We've heard a lot about the Netflix recommendation algorithm for movies, how Amazon matches you with stuff, and Google's infamous PageRank for search. How about Tinder? It turns out Tinder has a surprisingly thoughtful recommendation system for matching people.
This is from an extensive profile, Mr. (Swipe) Right?, on Tinder founder Sean Rad:
The goal for users, according to Badeen, is that they forget about the person they swiped on within three seconds. But Tinder doesn’t. They study who members swipe on, who they match with. Then they look at “reactivation.” Younger users will disappear for a few weeks and then “reactivate,” or start swiping again. Older users spend more time looking at individual profiles and are more likely to disappear for a few months before reactivating. The average active user spends an hour a day on Tinder, Gould says. (Rad says he’s addicted and spends countless hours swiping.)

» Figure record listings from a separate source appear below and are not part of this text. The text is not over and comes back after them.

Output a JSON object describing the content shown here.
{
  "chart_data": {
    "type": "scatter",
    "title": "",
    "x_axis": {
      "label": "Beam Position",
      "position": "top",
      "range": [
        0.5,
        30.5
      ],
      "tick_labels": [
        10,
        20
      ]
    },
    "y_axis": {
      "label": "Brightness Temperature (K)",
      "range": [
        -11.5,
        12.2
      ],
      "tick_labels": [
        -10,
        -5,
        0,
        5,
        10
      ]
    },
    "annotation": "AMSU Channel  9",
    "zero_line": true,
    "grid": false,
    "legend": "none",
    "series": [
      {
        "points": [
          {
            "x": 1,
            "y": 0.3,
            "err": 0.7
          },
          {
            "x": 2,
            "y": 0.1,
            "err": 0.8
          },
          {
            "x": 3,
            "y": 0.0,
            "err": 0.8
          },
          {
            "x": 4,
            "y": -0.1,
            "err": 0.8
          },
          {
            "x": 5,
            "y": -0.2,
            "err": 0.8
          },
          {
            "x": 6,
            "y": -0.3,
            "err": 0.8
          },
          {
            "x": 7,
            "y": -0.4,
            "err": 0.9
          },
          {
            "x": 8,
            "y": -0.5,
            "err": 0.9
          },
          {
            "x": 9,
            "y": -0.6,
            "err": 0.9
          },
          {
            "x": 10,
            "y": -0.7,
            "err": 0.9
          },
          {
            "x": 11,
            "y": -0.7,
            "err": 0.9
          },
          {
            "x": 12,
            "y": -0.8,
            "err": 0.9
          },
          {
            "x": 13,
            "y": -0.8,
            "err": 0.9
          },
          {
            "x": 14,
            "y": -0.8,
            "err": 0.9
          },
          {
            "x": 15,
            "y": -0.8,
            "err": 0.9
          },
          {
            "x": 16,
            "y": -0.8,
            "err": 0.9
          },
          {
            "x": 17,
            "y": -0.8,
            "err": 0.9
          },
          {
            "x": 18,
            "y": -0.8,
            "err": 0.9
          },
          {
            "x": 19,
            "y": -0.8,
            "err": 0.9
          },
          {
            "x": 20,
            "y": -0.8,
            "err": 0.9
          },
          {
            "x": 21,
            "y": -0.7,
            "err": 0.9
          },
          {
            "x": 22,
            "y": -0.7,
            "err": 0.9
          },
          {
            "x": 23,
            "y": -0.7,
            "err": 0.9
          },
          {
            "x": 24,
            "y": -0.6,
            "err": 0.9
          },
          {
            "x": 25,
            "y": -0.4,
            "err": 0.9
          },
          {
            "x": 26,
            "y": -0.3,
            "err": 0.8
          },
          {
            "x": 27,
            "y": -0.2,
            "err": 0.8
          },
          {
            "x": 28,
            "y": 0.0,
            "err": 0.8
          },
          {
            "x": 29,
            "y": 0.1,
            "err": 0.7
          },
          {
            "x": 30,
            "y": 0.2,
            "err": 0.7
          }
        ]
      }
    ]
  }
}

Neighborhood patterns tend to be unique. Even people on different blocks in a city will behave differently or be less likely to match. “People naturally sort themselves geographically,” Gould says. And if people travel, their behavior changes dramatically. “We learn all about a person,” Gould says, “and then they go to a different place and act totally differently. Gould, whose hair is a little more askew and whose clothes are a little looser than Rad’s and Badeen’s, is in charge of tweaking the algorithm. Which is also to say that matches don’t happen by chance. Tinder is arranging who you’ll see next. And with billions of matches, it has an enormous trove of data. “We’re probably one of the largest recommendation engines in the world,” Rad says.

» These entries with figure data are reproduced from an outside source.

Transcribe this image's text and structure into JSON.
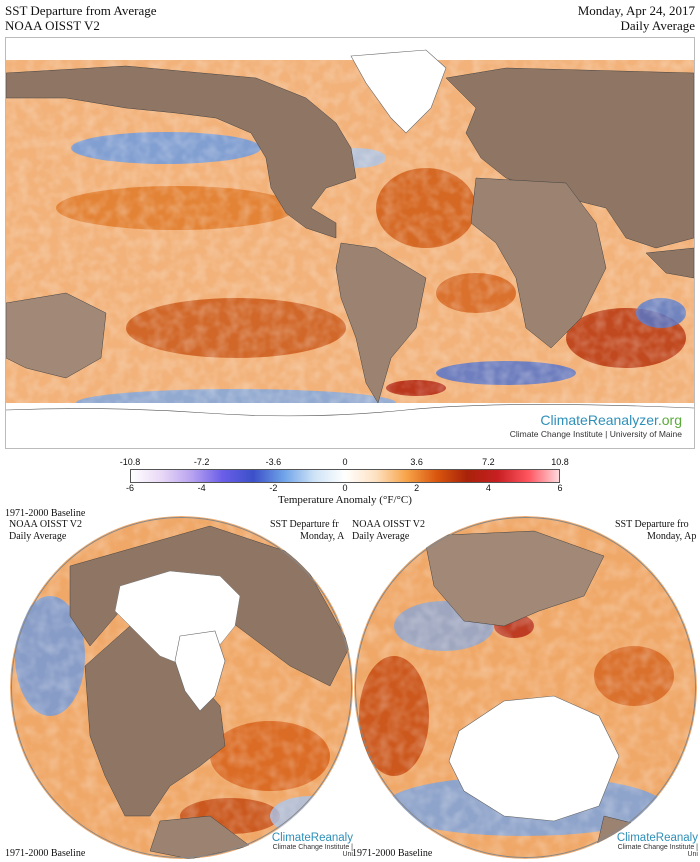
{
  "header": {
    "title": "SST Departure from Average",
    "dataset": "NOAA OISST V2",
    "date": "Monday, Apr 24, 2017",
    "period": "Daily Average"
  },
  "logo": {
    "name_part1": "ClimateReanalyzer",
    "name_part2": ".org",
    "subtitle": "Climate Change Institute | University of Maine"
  },
  "colorbar": {
    "fahrenheit_ticks": [
      "-10.8",
      "-7.2",
      "-3.6",
      "0",
      "3.6",
      "7.2",
      "10.8"
    ],
    "celsius_ticks": [
      "-6",
      "-4",
      "-2",
      "0",
      "2",
      "4",
      "6"
    ],
    "title": "Temperature Anomaly (°F/°C)",
    "colors": [
      "#ffffff",
      "#e9d8f6",
      "#b7a2f0",
      "#6a5ee8",
      "#3c50c8",
      "#6fa3e8",
      "#cfe3f7",
      "#ffffff",
      "#fde2c2",
      "#f7a44a",
      "#d9560d",
      "#a8220a",
      "#c81f22",
      "#ff5560",
      "#ffd8dc"
    ]
  },
  "globe_north": {
    "baseline_top": "1971-2000 Baseline",
    "dataset": "NOAA OISST V2",
    "period": "Daily Average",
    "title_clipped": "SST Departure fr",
    "date_clipped": "Monday, A",
    "baseline_bottom": "1971-2000 Baseline",
    "logo_clipped": "ClimateReanaly",
    "logo_sub_clipped": "Climate Change Institute | Uni"
  },
  "globe_south": {
    "dataset": "NOAA OISST V2",
    "period": "Daily Average",
    "title_clipped": "SST Departure fro",
    "date_clipped": "Monday, Ap",
    "baseline_bottom": "1971-2000 Baseline",
    "logo_clipped": "ClimateReanaly",
    "logo_sub_clipped": "Climate Change Institute | Uni"
  },
  "palette": {
    "land": "#8f7563",
    "land_light": "#a28876",
    "ice": "#ffffff",
    "warm": "#e4782a",
    "warm_dark": "#b24210",
    "cool": "#5f8fd6",
    "cool_dark": "#2c3ea8"
  }
}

At first, Gould tells me, the app had a ruling class of “the matching 1 percent,” people who got tons of matches and who made everyone else look bad in comparison. Tinder decided to change the trend by showing these profiles less frequently, especially to users who weren’t in the 1 percent. Now those who get a lot of right swipes (yes) get shown to progressively fewer people, and those who get a lot of left swipes (no) get shown to progressively more people. “I call it progressive taxation — redistributing matches. They’re not truly ours to redistribute, but we try,” Gould says. “It feels right to do that.” The company calls this “smart matching”: bringing justice to the dating world by balancing the playing field and making sure that members less likely to get matches still get some. “Part of the human condition is the struggle. If you’re seeing nothing but Victoria’s Secret models, one won’t necessarily stick out,” Badeen says. “When we introduce people who aren’t suited for you, it accentuates those who are. The matches don’t happen by chance. Tinder is arranging who you’ll see next.
They also change the system for bad actors, limiting the number of swipes per day. “We used to have a bunch of guys who would swipe right on everyone and then not respond, so we added a limit to detect people who weren’t playing the game,” Gould says. “I was surprised, but people actually are smart. They play what they’re given. For the first few days, the guys kept hitting their limit. Then, after that, they began to adapt. Once they did, conversations got longer.
Gould and Badeen see these interventions as a moral obligation. “It’s scary to know how much it’ll affect people,” Badeen says. “I try to ignore some of it, or I’ll go insane. We’re getting to the point where we have a social responsibility to the world because we have this power to influence it.
Gould echoes this sentiment: “Listen, architects design buildings that set up how people are going to live. City planners set up towns and roads. As the designers of a system that helps people with dating, we have a responsibility to build those contexts — we’re responsible for a decent percent of the marriages on this planet every year. That’s an honor and a responsibility.